Un autre caractère très particulier de l'évolution allemande, c'est que les deux Etats de l'empire qui ont fini par se partager toute l'Allemagne ne sont ni l'un ni l'autre purement allemands, étant d'anciennes colonies conquises sur les terres slaves : l'Autriche est colonie bavaroise, le Brandebourg, colonie saxonne ; et s'ils se sont emparés du pouvoir en Allemagne, c'est uniquement en prenant appui sur leurs possessions étrangères, non allemandes : l'Autriche sur la Hongrie (sans parler de la Bohême), le Brandebourg sur la Prusse. A la frontière ouest, qui était la plus menacée, il n'y avait rien de pareil, à la frontière nord c'est aux Danois qu'on avait laissé le soin de défendre l'Allemagne contre les Danois, et le Sud avait si peu besoin d'être défendu que ses gardes-frontières, les Suisses, purent se séparer eux-mêmes de l'Allemagne !

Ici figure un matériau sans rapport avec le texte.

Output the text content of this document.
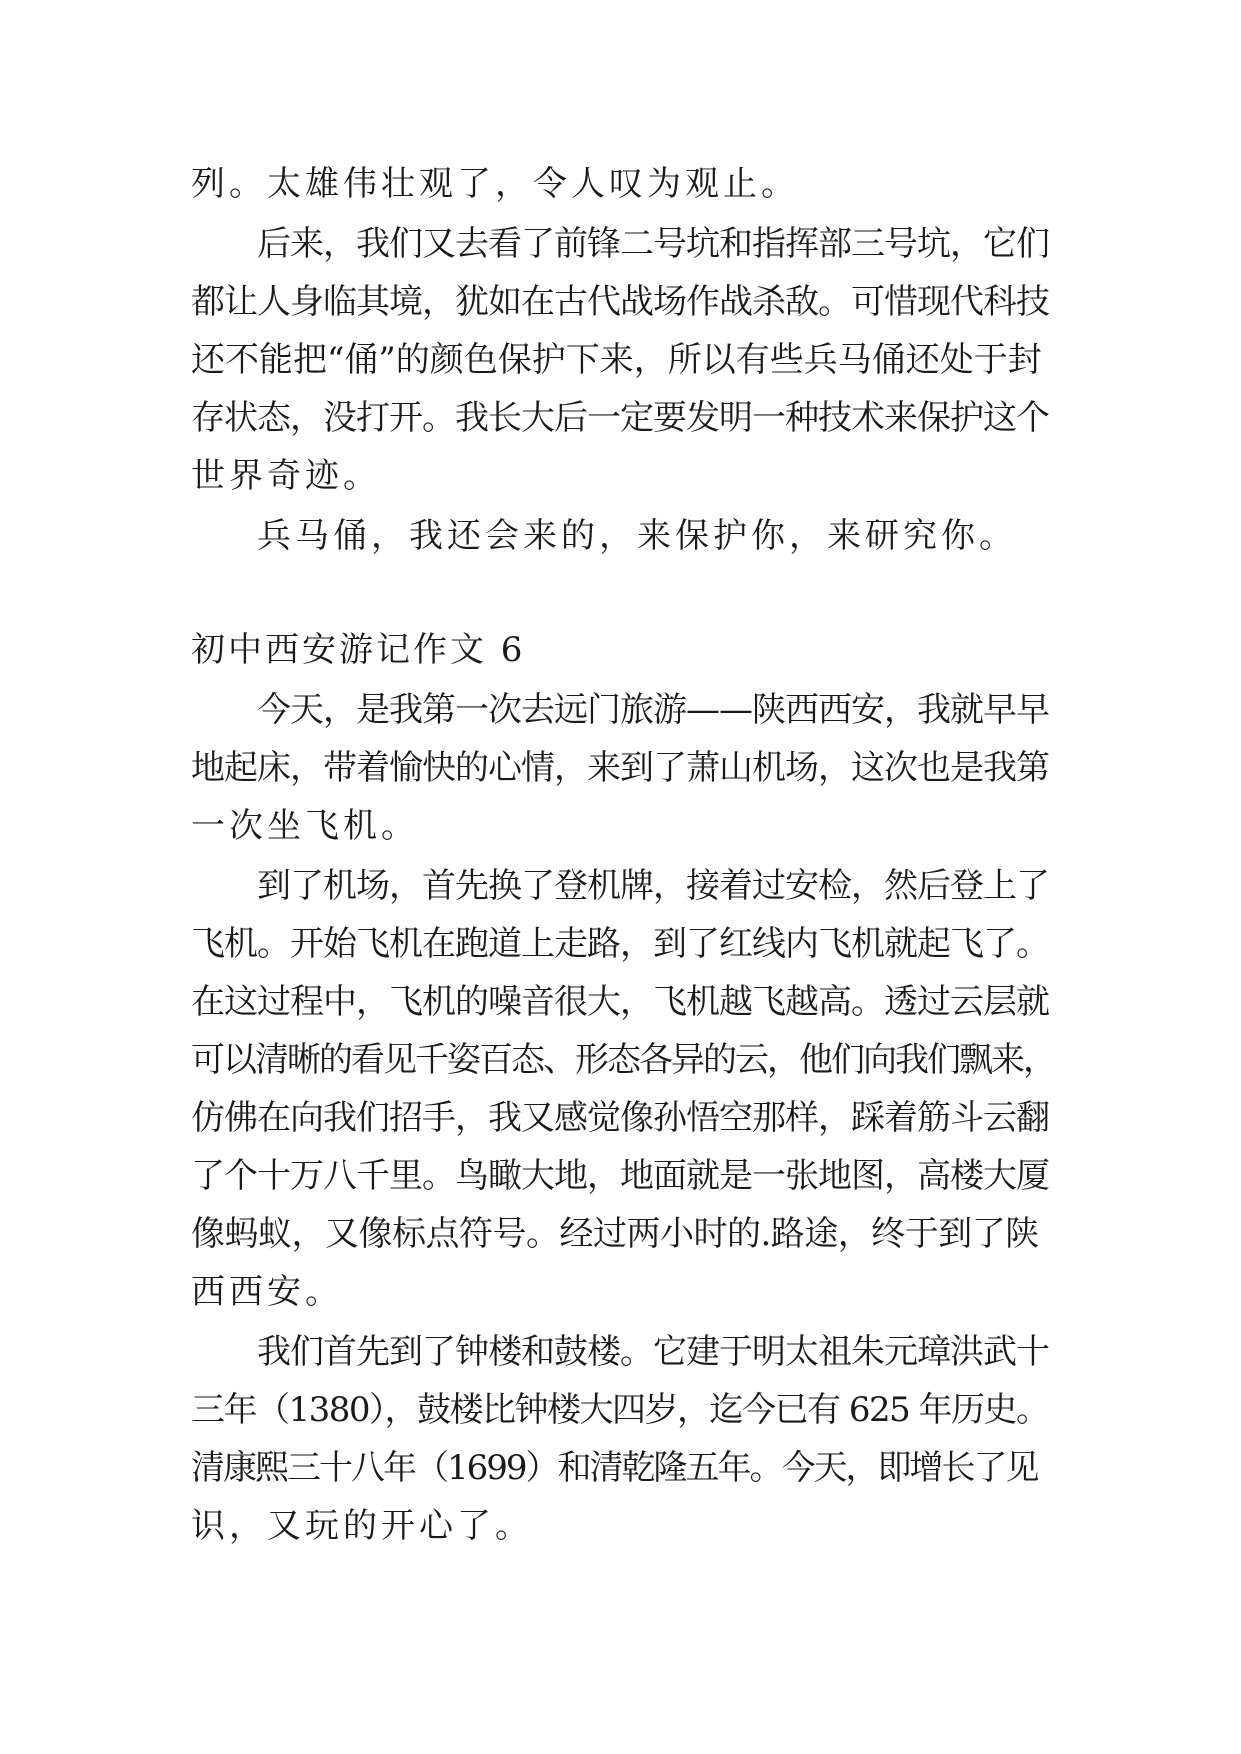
列。太雄伟壮观了，令人叹为观止。
后来，我们又去看了前锋二号坑和指挥部三号坑，它们
都让人身临其境，犹如在古代战场作战杀敌。可惜现代科技
还不能把“俑”的颜色保护下来，所以有些兵马俑还处于封
存状态，没打开。我长大后一定要发明一种技术来保护这个
世界奇迹。
兵马俑，我还会来的，来保护你，来研究你。
初中西安游记作文 6
今天，是我第一次去远门旅游——陕西西安，我就早早
地起床，带着愉快的心情，来到了萧山机场，这次也是我第
一次坐飞机。
到了机场，首先换了登机牌，接着过安检，然后登上了
飞机。开始飞机在跑道上走路，到了红线内飞机就起飞了。
在这过程中，飞机的噪音很大，飞机越飞越高。透过云层就
可以清晰的看见千姿百态、形态各异的云，他们向我们飘来，
仿佛在向我们招手，我又感觉像孙悟空那样，踩着筋斗云翻
了个十万八千里。鸟瞰大地，地面就是一张地图，高楼大厦
像蚂蚁，又像标点符号。经过两小时的.路途，终于到了陕
西西安。
我们首先到了钟楼和鼓楼。它建于明太祖朱元璋洪武十
三年（1380），鼓楼比钟楼大四岁，迄今已有 625 年历史。
清康熙三十八年（1699）和清乾隆五年。今天，即增长了见
识，又玩的开心了。
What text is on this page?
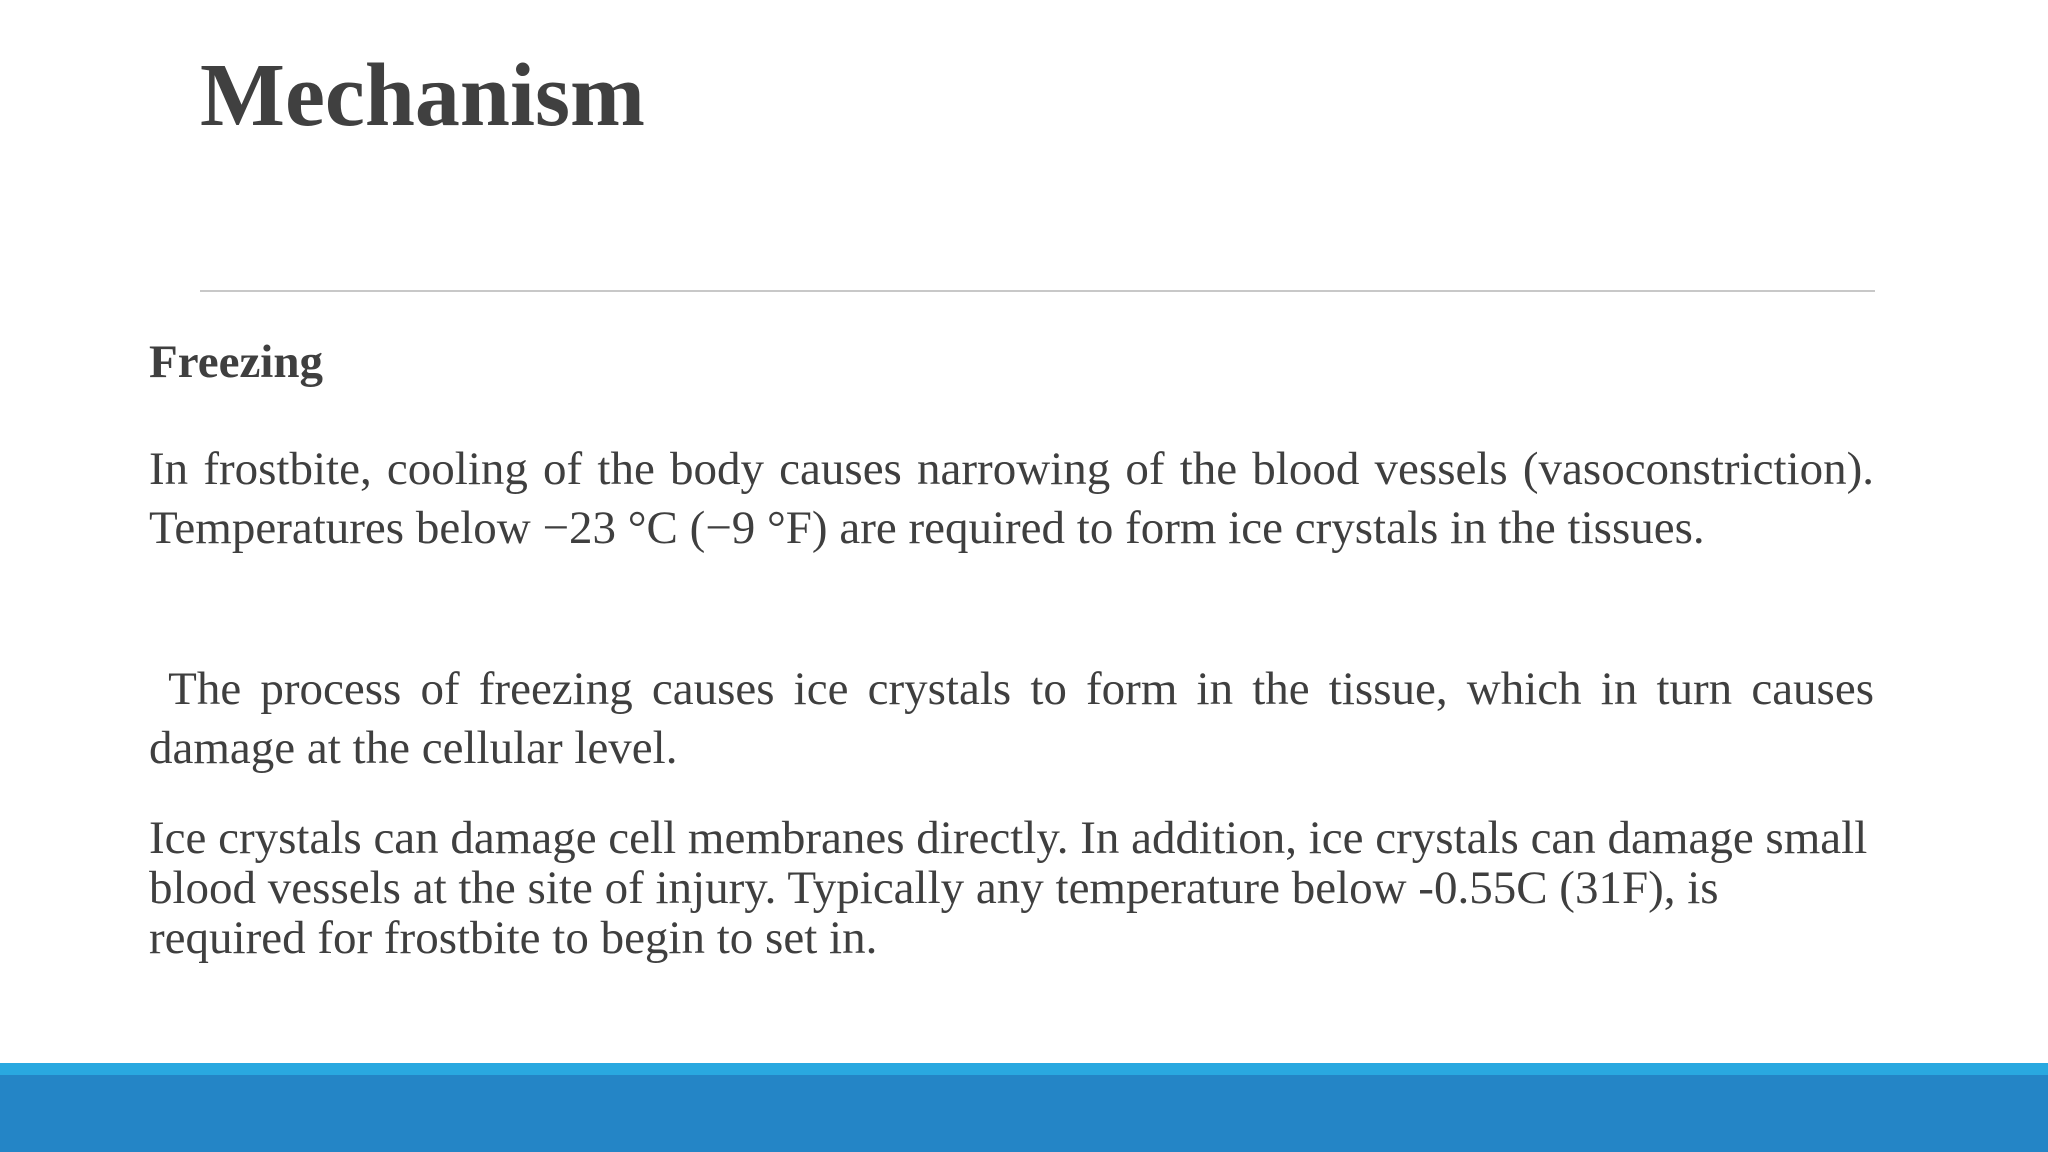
Mechanism

Freezing

In frostbite, cooling of the body causes narrowing of the blood vessels (vasoconstriction). Temperatures below −23 °C (−9 °F) are required to form ice crystals in the tissues.

The process of freezing causes ice crystals to form in the tissue, which in turn causes damage at the cellular level.

Ice crystals can damage cell membranes directly. In addition, ice crystals can damage small blood vessels at the site of injury. Typically any temperature below -0.55C (31F), is required for frostbite to begin to set in.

Mais voilà que je me suis lancé dans un tas de ratiocinations ; que ce bavardage vous prouve au moins le vif intérêt que m'inspire votre travail...

  1. L'article de Mehring « Du matérialisme historique » avait été publié en 1893, en appendice à son livre Légende de Lessing.

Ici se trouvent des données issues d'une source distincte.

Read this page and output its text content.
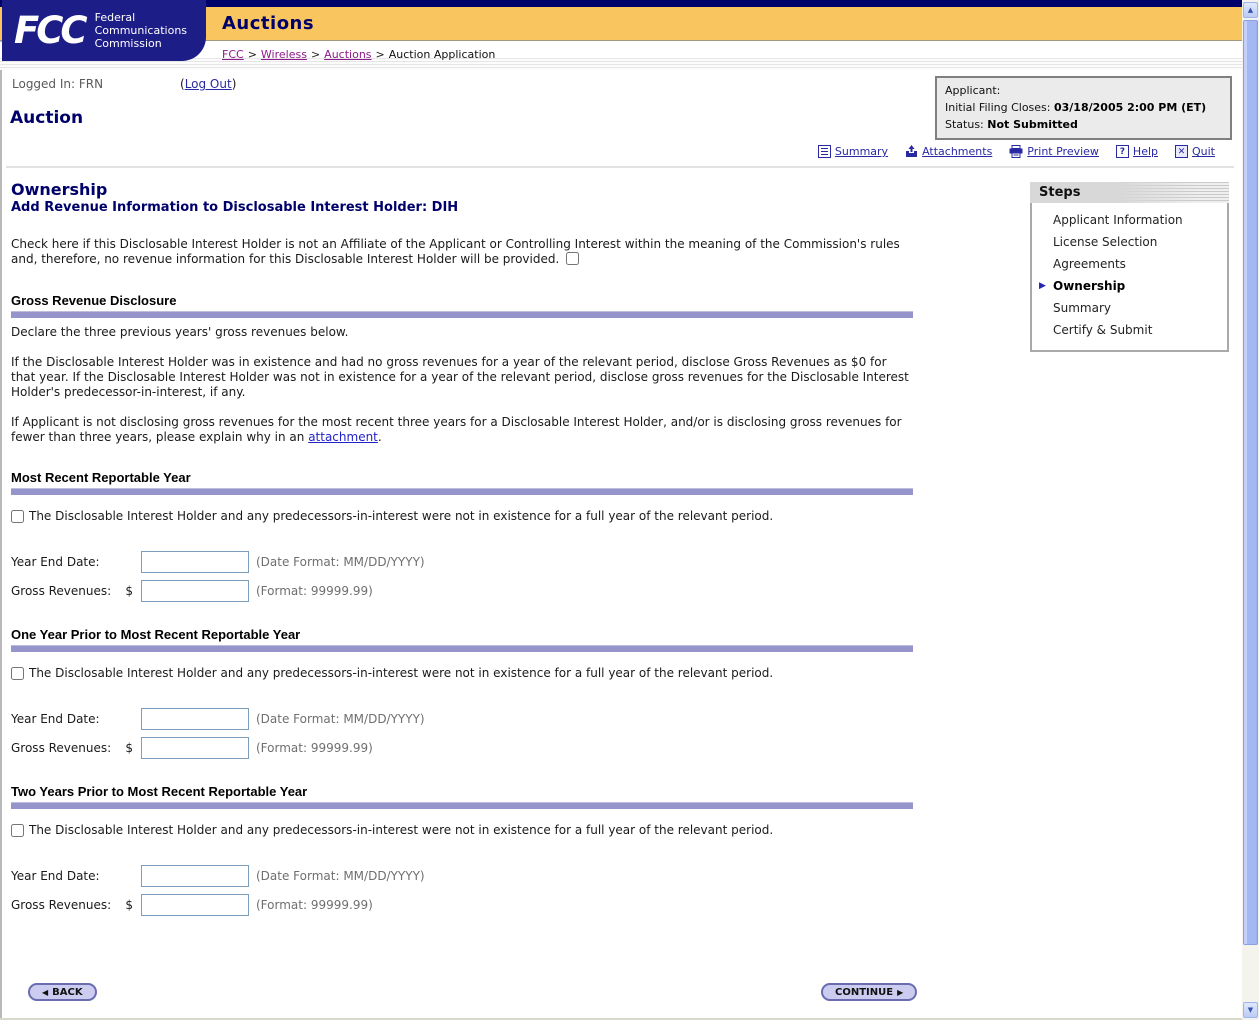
Auctions
FCC > Wireless > Auctions > Auction Application
FCC Federal
Communications
Commission
Logged In: FRN	(Log Out)	Applicant:
Initial Filing Closes: 03/18/2005 2:00 PM (ET)
Status: Not Submitted
Auction
Summary	Attachments	Print Preview	? Help	✕ Quit
Steps
Applicant Information
License Selection
Agreements
▶ Ownership
Summary
Certify & Submit
Ownership
Add Revenue Information to Disclosable Interest Holder: DIH

Check here if this Disclosable Interest Holder is not an Affiliate of the Applicant or Controlling Interest within the meaning of the Commission's rules and, therefore, no revenue information for this Disclosable Interest Holder will be provided.

Gross Revenue Disclosure

Declare the three previous years' gross revenues below.

If the Disclosable Interest Holder was in existence and had no gross revenues for a year of the relevant period, disclose Gross Revenues as $0 for that year. If the Disclosable Interest Holder was not in existence for a year of the relevant period, disclose gross revenues for the Disclosable Interest Holder's predecessor-in-interest, if any.

If Applicant is not disclosing gross revenues for the most recent three years for a Disclosable Interest Holder, and/or is disclosing gross revenues for fewer than three years, please explain why in an attachment.

Most Recent Reportable Year
The Disclosable Interest Holder and any predecessors-in-interest were not in existence for a full year of the relevant period.
Year End Date:	(Date Format: MM/DD/YYYY)
Gross Revenues:	$	(Format: 99999.99)
One Year Prior to Most Recent Reportable Year
The Disclosable Interest Holder and any predecessors-in-interest were not in existence for a full year of the relevant period.
Year End Date:	(Date Format: MM/DD/YYYY)
Gross Revenues:	$	(Format: 99999.99)
Two Years Prior to Most Recent Reportable Year
The Disclosable Interest Holder and any predecessors-in-interest were not in existence for a full year of the relevant period.
Year End Date:	(Date Format: MM/DD/YYYY)
Gross Revenues:	$	(Format: 99999.99)
◀ BACK	CONTINUE ▶
▲
▼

  2. Un des courants de l'économie politique bourgeoise classique apparu vers le milieu du XVIIIe siècle en France. Les physiocrates se prononçaient résolument pour la grande agriculture capitaliste, l'abolition des privilèges des ordres sociaux et du protectionnisme. Tout en reconnaissant la nécessité de liquider le féodalisme, ils voulaient le faire par la voie de réformes pacifiques, sans porter atteinte aux classes dominantes ni à l'absolutisme. Leurs conceptions philosophiques étaient proches de celles des philosophes bourgeois français du siècle des lumières. Certaines transformations économiques préconisées par les physiocrates furent réalisées pendant la Révolution française.
  3. Mercantilisme, système de conceptions économiques et politiques de certains Etats européens aux XVe-XVIIIe siècles, favorisant l'accumulation des capitaux et le développement du commerce. Ses adeptes identifiaient la richesse de la nation à l'argent. Selon eux c'est l'argent sous forme de métaux précieux qui constituait le bien public. Les Etats qui suivaient ce système cherchaient à régler leur commerce extérieur de sorte que les exportations dépassent les importations.

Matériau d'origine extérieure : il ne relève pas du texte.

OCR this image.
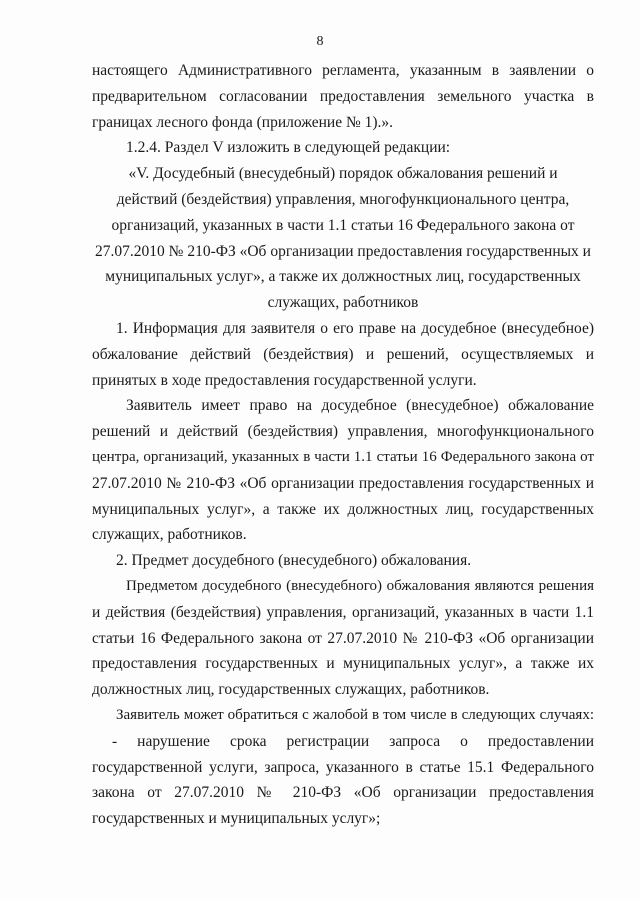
8
настоящего Административного регламента, указанным в заявлении о
предварительном согласовании предоставления земельного участка в
границах лесного фонда (приложение № 1).».
1.2.4. Раздел V изложить в следующей редакции:
«V. Досудебный (внесудебный) порядок обжалования решений и
действий (бездействия) управления, многофункционального центра,
организаций, указанных в части 1.1 статьи 16 Федерального закона от
27.07.2010 № 210-ФЗ «Об организации предоставления государственных и
муниципальных услуг», а также их должностных лиц, государственных
служащих, работников
1. Информация для заявителя о его праве на досудебное (внесудебное)
обжалование действий (бездействия) и решений, осуществляемых и
принятых в ходе предоставления государственной услуги.
Заявитель имеет право на досудебное (внесудебное) обжалование
решений и действий (бездействия) управления, многофункционального
центра, организаций, указанных в части 1.1 статьи 16 Федерального закона от
27.07.2010 № 210-ФЗ «Об организации предоставления государственных и
муниципальных услуг», а также их должностных лиц, государственных
служащих, работников.
2. Предмет досудебного (внесудебного) обжалования.
Предметом досудебного (внесудебного) обжалования являются решения
и действия (бездействия) управления, организаций, указанных в части 1.1
статьи 16 Федерального закона от 27.07.2010 № 210-ФЗ «Об организации
предоставления государственных и муниципальных услуг», а также их
должностных лиц, государственных служащих, работников.
Заявитель может обратиться с жалобой в том числе в следующих случаях:
- нарушение срока регистрации запроса о предоставлении
государственной услуги, запроса, указанного в статье 15.1 Федерального
закона от 27.07.2010 № 210-ФЗ «Об организации предоставления
государственных и муниципальных услуг»;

  4. La guerre de Trente ans (1618-1648), première guerre paneuropéenne, suscitée par l'aggravation des antagonismes entre les différents groupes d'Etats ; elle prit forme d'une lutte entre les protestants et les catholiques. Elle avait commencé par une insurrection des Tchèques contre le joug de la monarchie des Habsbourg et la Contre-Réforme catholique. Les Etats qui s'engagèrent ensuite dans la guerre formèrent deux camps. Le pape, les Habsbourg d'Espagne et d'Autriche et les princes catholiques d'Allemagne, ralliés sous le drapeau du catholicisme, s'opposèrent aux pays protestants : Bohême, Danemark, Suède, République de Hollande et certains Etats allemands convertis à la Réforme. La France, ennemie des Habsbourg, soutenait les pays protestants. L'Allemagne devint le principal théâtre des opérations, l'objet du pillage et des visées expansionnistes des participants à la guerre. Le conflit se termina en 1648 par les traités de Westphalie, qui sanctionnaient le morcellement politique de l'Allemagne.